Nurses in countries that cannot afford expensive equipment or drugs, where hospitals are rundown and impoverished, may envy the US nurse and see the specialty of IV nursing as a luxury, rather than a necessity. The articles in this international issue of the Journal of Intravenous Nursing should persuade them otherwise.

 

This issue also may help us all to see that nurses have more in common worldwide than appearances suggest. For example, hospital care in poor countries is mainly for the rich or for city dwellers, but developed countries are now recognizing that hospital care should be the last resort. Infusion therapy is increasingly given in a community clinic or at home, as patients who need regular infusion therapy or their caregivers learn how to administer it themselves, ensuring that the time, the place, and the therapy are tuned to their individual needs.

 

This requires nurses to take on the role of teacher, sharing their expertise with the patient and caregiver using the skills of communication, empathy, and empowerment.

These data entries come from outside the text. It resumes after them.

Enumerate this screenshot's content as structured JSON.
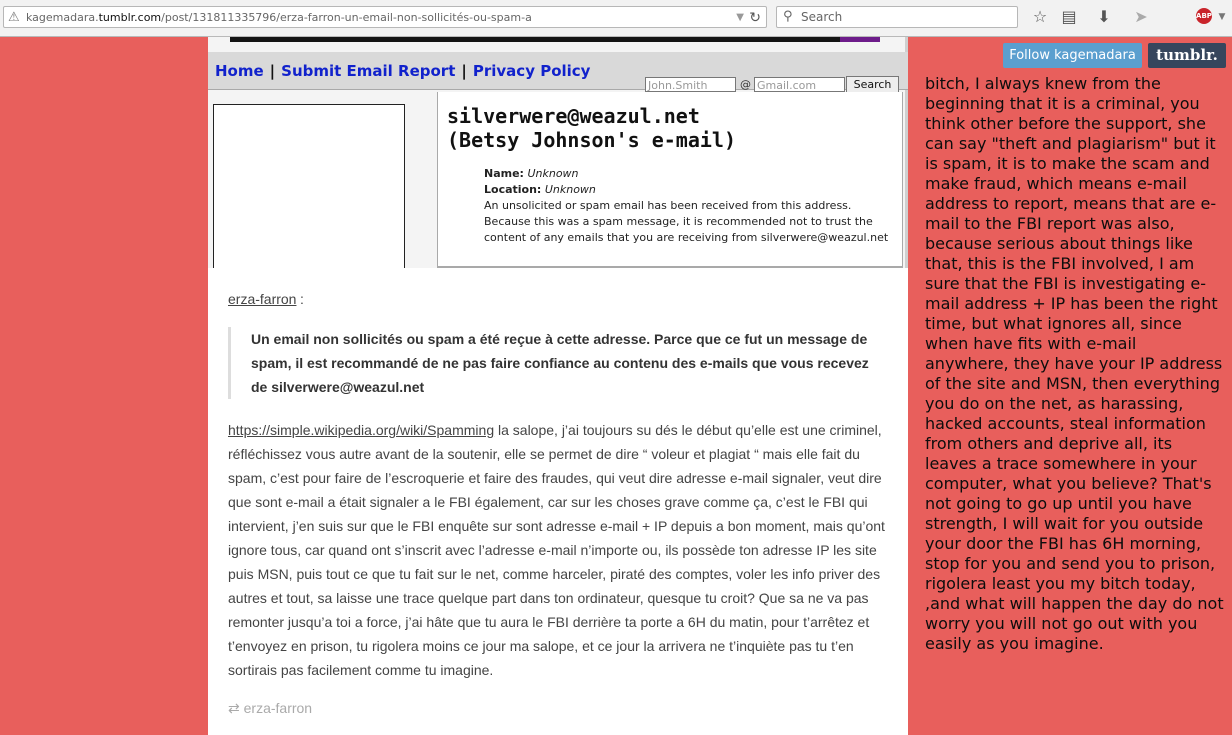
{
  "browser": {
    "url_prefix": "kagemadara.",
    "url_domain": "tumblr.com",
    "url_path": "/post/131811335796/erza-farron-un-email-non-sollicités-ou-spam-a",
    "search_placeholder": "Search"
  },
  "embed": {
    "nav": {
      "home": "Home",
      "separator": "|",
      "submit": "Submit Email Report",
      "privacy": "Privacy Policy"
    },
    "name_placeholder": "John.Smith",
    "at_sign": "@",
    "domain_placeholder": "Gmail.com",
    "search_button": "Search",
    "email_line1": "silverwere@weazul.net",
    "email_line2": "(Betsy Johnson's e-mail)",
    "name_label": "Name:",
    "name_value": "Unknown",
    "location_label": "Location:",
    "location_value": "Unknown",
    "description": "An unsolicited or spam email has been received from this address. Because this was a spam message, it is recommended not to trust the content of any emails that you are receiving from silverwere@weazul.net"
  },
  "post": {
    "source_user": "erza-farron",
    "colon": ":",
    "quote": "Un email non sollicités ou spam a été reçue à cette adresse. Parce que ce fut un message de spam, il est recommandé de ne pas faire confiance au contenu des e-mails que vous recevez de silverwere@weazul.net",
    "link": "https://simple.wikipedia.org/wiki/Spamming",
    "body": " la salope, j’ai toujours su dés le début qu’elle est une criminel, réfléchissez vous autre avant de la soutenir, elle se permet de dire “ voleur et plagiat “ mais elle fait du spam, c’est pour faire de l’escroquerie et faire des fraudes, qui veut dire adresse e-mail signaler, veut dire que sont e-mail a était signaler a le FBI également, car sur les choses grave comme ça, c’est le FBI qui intervient, j’en suis sur que le FBI enquête sur sont adresse e-mail + IP depuis a bon moment, mais qu’ont ignore tous, car quand ont s’inscrit avec l’adresse e-mail n’importe ou, ils possède ton adresse IP les site puis MSN, puis tout ce que tu fait sur le net, comme harceler, piraté des comptes, voler les info priver des autres et tout, sa laisse une trace quelque part dans ton ordinateur, quesque tu croit? Que sa ne va pas remonter jusqu’a toi a force, j’ai hâte que tu aura le FBI derrière ta porte a 6H du matin, pour t’arrêtez et t’envoyez en prison, tu rigolera moins ce jour ma salope, et ce jour la arrivera ne t’inquiète pas tu t’en sortirais pas facilement comme tu imagine.",
    "reblog_user": "erza-farron"
  },
  "sidebar": {
    "follow_button": "Follow kagemadara",
    "tumblr_button": "tumblr.",
    "translation": "bitch, I always knew from the beginning that it is a criminal, you think other before the support, she can say \"theft and plagiarism\" but it is spam, it is to make the scam and make fraud, which means e-mail address to report, means that are e-mail to the FBI report was also, because serious about things like that, this is the FBI involved, I am sure that the FBI is investigating e-mail address + IP has been the right time, but what ignores all, since when have fits with e-mail anywhere, they have your IP address of the site and MSN, then everything you do on the net, as harassing, hacked accounts, steal information from others and deprive all, its leaves a trace somewhere in your computer, what you believe? That's not going to go up until you have strength, I will wait for you outside your door the FBI has 6H morning, stop for you and send you to prison, rigolera least you my bitch today, ,and what will happen the day do not worry you will not go out with you easily as you imagine."
  },
  "icons": [
    "warning-icon",
    "dropdown-icon",
    "reload-icon",
    "search-icon",
    "star-icon",
    "reading-list-icon",
    "download-icon",
    "send-icon",
    "adblock-icon",
    "menu-icon",
    "reblog-icon"
  ],
  "colors": {
    "page_bg": "#e85f5c",
    "follow_btn": "#5b9fcf",
    "tumblr_btn": "#36465d",
    "nav_link": "#1122cc"
  }
}
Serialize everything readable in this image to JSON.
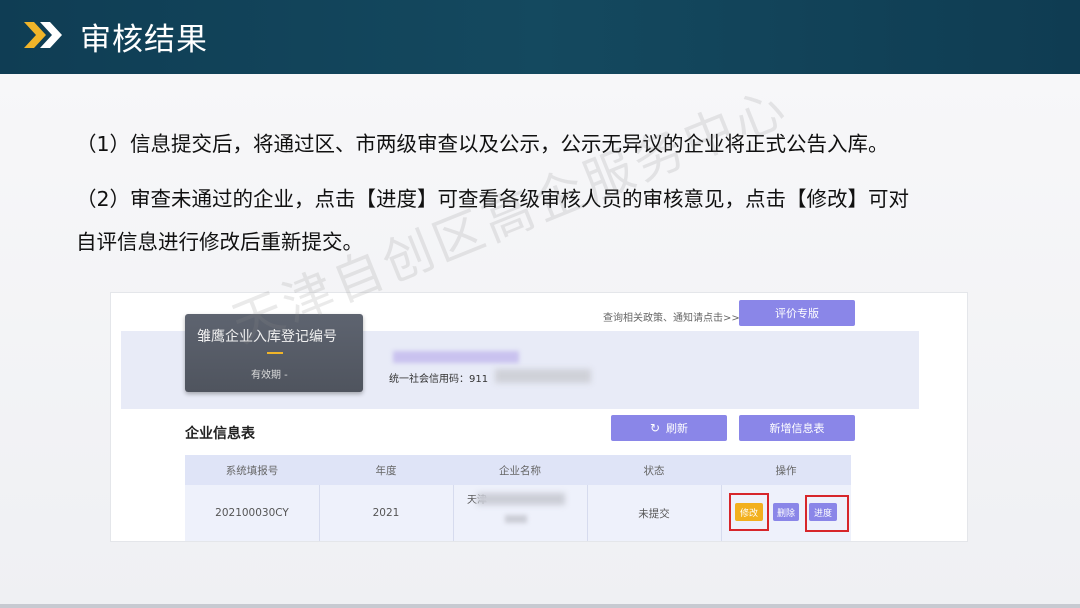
{
  "slide": {
    "title": "审核结果",
    "accent_color": "#f0b429",
    "header_color": "#124459",
    "paragraphs": [
      "（1）信息提交后，将通过区、市两级审查以及公示，公示无异议的企业将正式公告入库。",
      "（2）审查未通过的企业，点击【进度】可查看各级审核人员的审核意见，点击【修改】可对",
      "自评信息进行修改后重新提交。"
    ],
    "watermark": "天津自创区高企服务中心"
  },
  "screenshot": {
    "notice": "查询相关政策、通知请点击>>",
    "eval_button": "评价专版",
    "badge": {
      "title": "雏鹰企业入库登记编号",
      "dash": "—",
      "valid": "有效期 -"
    },
    "credit_code": "统一社会信用码：911",
    "section_title": "企业信息表",
    "refresh_button": "刷新",
    "add_button": "新增信息表",
    "table": {
      "headers": [
        "系统填报号",
        "年度",
        "企业名称",
        "状态",
        "操作"
      ],
      "row": {
        "id": "202100030CY",
        "year": "2021",
        "name": "天津",
        "status": "未提交",
        "actions": [
          "修改",
          "删除",
          "进度"
        ]
      }
    },
    "button_color": "#8a86e8",
    "edit_color": "#f2b01e",
    "highlight_color": "#d7262a"
  }
}
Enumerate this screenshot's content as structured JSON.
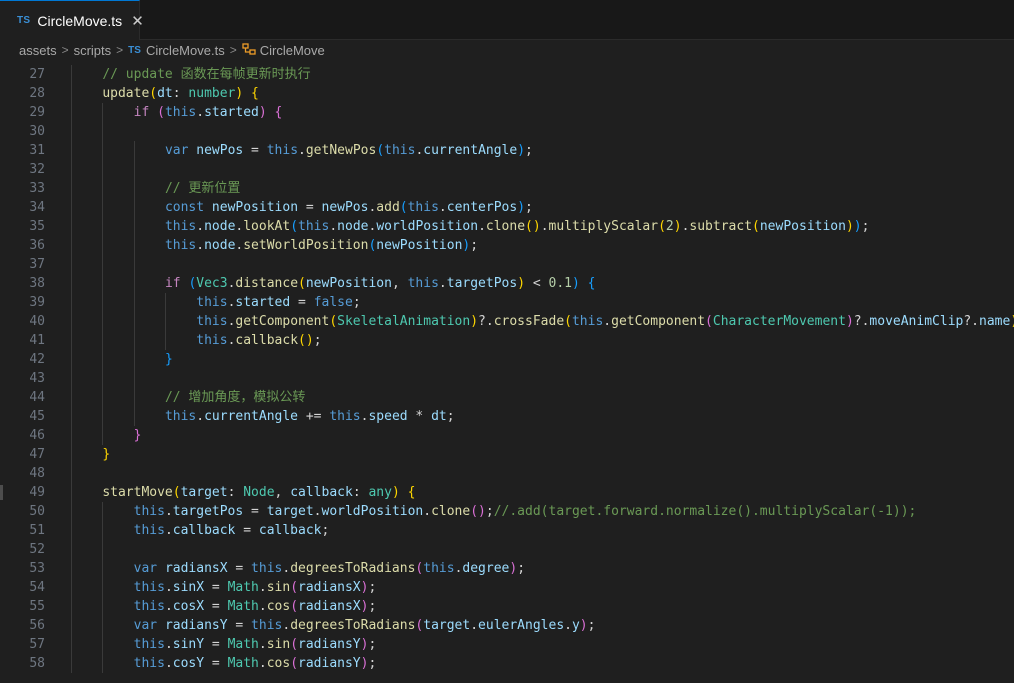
{
  "tab": {
    "icon": "TS",
    "label": "CircleMove.ts",
    "close": "✕"
  },
  "breadcrumb": {
    "assets": "assets",
    "scripts": "scripts",
    "ts_icon": "TS",
    "file": "CircleMove.ts",
    "class_icon": "class-icon",
    "class_name": "CircleMove"
  },
  "editor": {
    "language": "typescript",
    "lines": [
      {
        "n": "27",
        "indent": 1,
        "t": [
          [
            "cm",
            "// update 函数在每帧更新时执行"
          ]
        ]
      },
      {
        "n": "28",
        "indent": 1,
        "t": [
          [
            "fn",
            "update"
          ],
          [
            "b1",
            "("
          ],
          [
            "v",
            "dt"
          ],
          [
            "pl",
            ": "
          ],
          [
            "ty",
            "number"
          ],
          [
            "b1",
            ")"
          ],
          [
            "pl",
            " "
          ],
          [
            "b1",
            "{"
          ]
        ]
      },
      {
        "n": "29",
        "indent": 2,
        "t": [
          [
            "kc",
            "if"
          ],
          [
            "pl",
            " "
          ],
          [
            "b2",
            "("
          ],
          [
            "kw",
            "this"
          ],
          [
            "pl",
            "."
          ],
          [
            "v",
            "started"
          ],
          [
            "b2",
            ")"
          ],
          [
            "pl",
            " "
          ],
          [
            "b2",
            "{"
          ]
        ]
      },
      {
        "n": "30",
        "indent": 0,
        "t": []
      },
      {
        "n": "31",
        "indent": 3,
        "t": [
          [
            "kw",
            "var"
          ],
          [
            "pl",
            " "
          ],
          [
            "v",
            "newPos"
          ],
          [
            "pl",
            " = "
          ],
          [
            "kw",
            "this"
          ],
          [
            "pl",
            "."
          ],
          [
            "fn",
            "getNewPos"
          ],
          [
            "b3",
            "("
          ],
          [
            "kw",
            "this"
          ],
          [
            "pl",
            "."
          ],
          [
            "v",
            "currentAngle"
          ],
          [
            "b3",
            ")"
          ],
          [
            "pl",
            ";"
          ]
        ]
      },
      {
        "n": "32",
        "indent": 0,
        "t": []
      },
      {
        "n": "33",
        "indent": 3,
        "t": [
          [
            "cm",
            "// 更新位置"
          ]
        ]
      },
      {
        "n": "34",
        "indent": 3,
        "t": [
          [
            "kw",
            "const"
          ],
          [
            "pl",
            " "
          ],
          [
            "v",
            "newPosition"
          ],
          [
            "pl",
            " = "
          ],
          [
            "v",
            "newPos"
          ],
          [
            "pl",
            "."
          ],
          [
            "fn",
            "add"
          ],
          [
            "b3",
            "("
          ],
          [
            "kw",
            "this"
          ],
          [
            "pl",
            "."
          ],
          [
            "v",
            "centerPos"
          ],
          [
            "b3",
            ")"
          ],
          [
            "pl",
            ";"
          ]
        ]
      },
      {
        "n": "35",
        "indent": 3,
        "t": [
          [
            "kw",
            "this"
          ],
          [
            "pl",
            "."
          ],
          [
            "v",
            "node"
          ],
          [
            "pl",
            "."
          ],
          [
            "fn",
            "lookAt"
          ],
          [
            "b3",
            "("
          ],
          [
            "kw",
            "this"
          ],
          [
            "pl",
            "."
          ],
          [
            "v",
            "node"
          ],
          [
            "pl",
            "."
          ],
          [
            "v",
            "worldPosition"
          ],
          [
            "pl",
            "."
          ],
          [
            "fn",
            "clone"
          ],
          [
            "b1",
            "()"
          ],
          [
            "pl",
            "."
          ],
          [
            "fn",
            "multiplyScalar"
          ],
          [
            "b1",
            "("
          ],
          [
            "num",
            "2"
          ],
          [
            "b1",
            ")"
          ],
          [
            "pl",
            "."
          ],
          [
            "fn",
            "subtract"
          ],
          [
            "b1",
            "("
          ],
          [
            "v",
            "newPosition"
          ],
          [
            "b1",
            ")"
          ],
          [
            "b3",
            ")"
          ],
          [
            "pl",
            ";"
          ]
        ]
      },
      {
        "n": "36",
        "indent": 3,
        "t": [
          [
            "kw",
            "this"
          ],
          [
            "pl",
            "."
          ],
          [
            "v",
            "node"
          ],
          [
            "pl",
            "."
          ],
          [
            "fn",
            "setWorldPosition"
          ],
          [
            "b3",
            "("
          ],
          [
            "v",
            "newPosition"
          ],
          [
            "b3",
            ")"
          ],
          [
            "pl",
            ";"
          ]
        ]
      },
      {
        "n": "37",
        "indent": 0,
        "t": []
      },
      {
        "n": "38",
        "indent": 3,
        "t": [
          [
            "kc",
            "if"
          ],
          [
            "pl",
            " "
          ],
          [
            "b3",
            "("
          ],
          [
            "ty",
            "Vec3"
          ],
          [
            "pl",
            "."
          ],
          [
            "fn",
            "distance"
          ],
          [
            "b1",
            "("
          ],
          [
            "v",
            "newPosition"
          ],
          [
            "pl",
            ", "
          ],
          [
            "kw",
            "this"
          ],
          [
            "pl",
            "."
          ],
          [
            "v",
            "targetPos"
          ],
          [
            "b1",
            ")"
          ],
          [
            "pl",
            " < "
          ],
          [
            "num",
            "0.1"
          ],
          [
            "b3",
            ")"
          ],
          [
            "pl",
            " "
          ],
          [
            "b3",
            "{"
          ]
        ]
      },
      {
        "n": "39",
        "indent": 4,
        "t": [
          [
            "kw",
            "this"
          ],
          [
            "pl",
            "."
          ],
          [
            "v",
            "started"
          ],
          [
            "pl",
            " = "
          ],
          [
            "kw",
            "false"
          ],
          [
            "pl",
            ";"
          ]
        ]
      },
      {
        "n": "40",
        "indent": 4,
        "t": [
          [
            "kw",
            "this"
          ],
          [
            "pl",
            "."
          ],
          [
            "fn",
            "getComponent"
          ],
          [
            "b1",
            "("
          ],
          [
            "ty",
            "SkeletalAnimation"
          ],
          [
            "b1",
            ")"
          ],
          [
            "pl",
            "?."
          ],
          [
            "fn",
            "crossFade"
          ],
          [
            "b1",
            "("
          ],
          [
            "kw",
            "this"
          ],
          [
            "pl",
            "."
          ],
          [
            "fn",
            "getComponent"
          ],
          [
            "b2",
            "("
          ],
          [
            "ty",
            "CharacterMovement"
          ],
          [
            "b2",
            ")"
          ],
          [
            "pl",
            "?."
          ],
          [
            "v",
            "moveAnimClip"
          ],
          [
            "pl",
            "?."
          ],
          [
            "v",
            "name"
          ],
          [
            "b1",
            ")"
          ],
          [
            "pl",
            ";"
          ]
        ]
      },
      {
        "n": "41",
        "indent": 4,
        "t": [
          [
            "kw",
            "this"
          ],
          [
            "pl",
            "."
          ],
          [
            "fn",
            "callback"
          ],
          [
            "b1",
            "()"
          ],
          [
            "pl",
            ";"
          ]
        ]
      },
      {
        "n": "42",
        "indent": 3,
        "t": [
          [
            "b3",
            "}"
          ]
        ]
      },
      {
        "n": "43",
        "indent": 0,
        "t": []
      },
      {
        "n": "44",
        "indent": 3,
        "t": [
          [
            "cm",
            "// 增加角度，模拟公转"
          ]
        ]
      },
      {
        "n": "45",
        "indent": 3,
        "t": [
          [
            "kw",
            "this"
          ],
          [
            "pl",
            "."
          ],
          [
            "v",
            "currentAngle"
          ],
          [
            "pl",
            " += "
          ],
          [
            "kw",
            "this"
          ],
          [
            "pl",
            "."
          ],
          [
            "v",
            "speed"
          ],
          [
            "pl",
            " * "
          ],
          [
            "v",
            "dt"
          ],
          [
            "pl",
            ";"
          ]
        ]
      },
      {
        "n": "46",
        "indent": 2,
        "t": [
          [
            "b2",
            "}"
          ]
        ]
      },
      {
        "n": "47",
        "indent": 1,
        "t": [
          [
            "b1",
            "}"
          ]
        ]
      },
      {
        "n": "48",
        "indent": 0,
        "t": []
      },
      {
        "n": "49",
        "indent": 1,
        "t": [
          [
            "fn",
            "startMove"
          ],
          [
            "b1",
            "("
          ],
          [
            "v",
            "target"
          ],
          [
            "pl",
            ": "
          ],
          [
            "ty",
            "Node"
          ],
          [
            "pl",
            ", "
          ],
          [
            "v",
            "callback"
          ],
          [
            "pl",
            ": "
          ],
          [
            "ty",
            "any"
          ],
          [
            "b1",
            ")"
          ],
          [
            "pl",
            " "
          ],
          [
            "b1",
            "{"
          ]
        ]
      },
      {
        "n": "50",
        "indent": 2,
        "t": [
          [
            "kw",
            "this"
          ],
          [
            "pl",
            "."
          ],
          [
            "v",
            "targetPos"
          ],
          [
            "pl",
            " = "
          ],
          [
            "v",
            "target"
          ],
          [
            "pl",
            "."
          ],
          [
            "v",
            "worldPosition"
          ],
          [
            "pl",
            "."
          ],
          [
            "fn",
            "clone"
          ],
          [
            "b2",
            "()"
          ],
          [
            "pl",
            ";"
          ],
          [
            "cm",
            "//.add(target.forward.normalize().multiplyScalar(-1));"
          ]
        ]
      },
      {
        "n": "51",
        "indent": 2,
        "t": [
          [
            "kw",
            "this"
          ],
          [
            "pl",
            "."
          ],
          [
            "v",
            "callback"
          ],
          [
            "pl",
            " = "
          ],
          [
            "v",
            "callback"
          ],
          [
            "pl",
            ";"
          ]
        ]
      },
      {
        "n": "52",
        "indent": 0,
        "t": []
      },
      {
        "n": "53",
        "indent": 2,
        "t": [
          [
            "kw",
            "var"
          ],
          [
            "pl",
            " "
          ],
          [
            "v",
            "radiansX"
          ],
          [
            "pl",
            " = "
          ],
          [
            "kw",
            "this"
          ],
          [
            "pl",
            "."
          ],
          [
            "fn",
            "degreesToRadians"
          ],
          [
            "b2",
            "("
          ],
          [
            "kw",
            "this"
          ],
          [
            "pl",
            "."
          ],
          [
            "v",
            "degree"
          ],
          [
            "b2",
            ")"
          ],
          [
            "pl",
            ";"
          ]
        ]
      },
      {
        "n": "54",
        "indent": 2,
        "t": [
          [
            "kw",
            "this"
          ],
          [
            "pl",
            "."
          ],
          [
            "v",
            "sinX"
          ],
          [
            "pl",
            " = "
          ],
          [
            "ty",
            "Math"
          ],
          [
            "pl",
            "."
          ],
          [
            "fn",
            "sin"
          ],
          [
            "b2",
            "("
          ],
          [
            "v",
            "radiansX"
          ],
          [
            "b2",
            ")"
          ],
          [
            "pl",
            ";"
          ]
        ]
      },
      {
        "n": "55",
        "indent": 2,
        "t": [
          [
            "kw",
            "this"
          ],
          [
            "pl",
            "."
          ],
          [
            "v",
            "cosX"
          ],
          [
            "pl",
            " = "
          ],
          [
            "ty",
            "Math"
          ],
          [
            "pl",
            "."
          ],
          [
            "fn",
            "cos"
          ],
          [
            "b2",
            "("
          ],
          [
            "v",
            "radiansX"
          ],
          [
            "b2",
            ")"
          ],
          [
            "pl",
            ";"
          ]
        ]
      },
      {
        "n": "56",
        "indent": 2,
        "t": [
          [
            "kw",
            "var"
          ],
          [
            "pl",
            " "
          ],
          [
            "v",
            "radiansY"
          ],
          [
            "pl",
            " = "
          ],
          [
            "kw",
            "this"
          ],
          [
            "pl",
            "."
          ],
          [
            "fn",
            "degreesToRadians"
          ],
          [
            "b2",
            "("
          ],
          [
            "v",
            "target"
          ],
          [
            "pl",
            "."
          ],
          [
            "v",
            "eulerAngles"
          ],
          [
            "pl",
            "."
          ],
          [
            "v",
            "y"
          ],
          [
            "b2",
            ")"
          ],
          [
            "pl",
            ";"
          ]
        ]
      },
      {
        "n": "57",
        "indent": 2,
        "t": [
          [
            "kw",
            "this"
          ],
          [
            "pl",
            "."
          ],
          [
            "v",
            "sinY"
          ],
          [
            "pl",
            " = "
          ],
          [
            "ty",
            "Math"
          ],
          [
            "pl",
            "."
          ],
          [
            "fn",
            "sin"
          ],
          [
            "b2",
            "("
          ],
          [
            "v",
            "radiansY"
          ],
          [
            "b2",
            ")"
          ],
          [
            "pl",
            ";"
          ]
        ]
      },
      {
        "n": "58",
        "indent": 2,
        "t": [
          [
            "kw",
            "this"
          ],
          [
            "pl",
            "."
          ],
          [
            "v",
            "cosY"
          ],
          [
            "pl",
            " = "
          ],
          [
            "ty",
            "Math"
          ],
          [
            "pl",
            "."
          ],
          [
            "fn",
            "cos"
          ],
          [
            "b2",
            "("
          ],
          [
            "v",
            "radiansY"
          ],
          [
            "b2",
            ")"
          ],
          [
            "pl",
            ";"
          ]
        ]
      }
    ]
  }
}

At the same time they must keep abreast of all relevant developments in equipment, medications, and techniques. Professional links are invaluable in this endless process of lifelong learning, and we can learn from each other on a global basis. The issues with which nurses in all countries grapple are universal, such as how to choose the best equipment for each individual patient, what in-service training is effective, and how to ensure correct procedures are taught and followed.

 

The role of the nurse in Russia may seem light years away from his or her counterpart in Turkey, Australia, or the United Kingdom. But beyond the differences of language, culture, and uniform, our visions, values, and aspirations are remarkably similar-like the principles of good nursing. Not everything you will read about in this issue meets the INS Standards of Practice to which all nurses practicing infusion therapy should aspire. However, the authors are committed to achieving the best possible care, and by sharing their experience, they encourage us to reflect on our own practice. They help to raise the status of the profession, especially in countries where the nurse is still seen as a mere medical assistant. And they remind us that we are all members of a global nursing community that exchanges information and support to help heal patients and encourage nurses worldwide.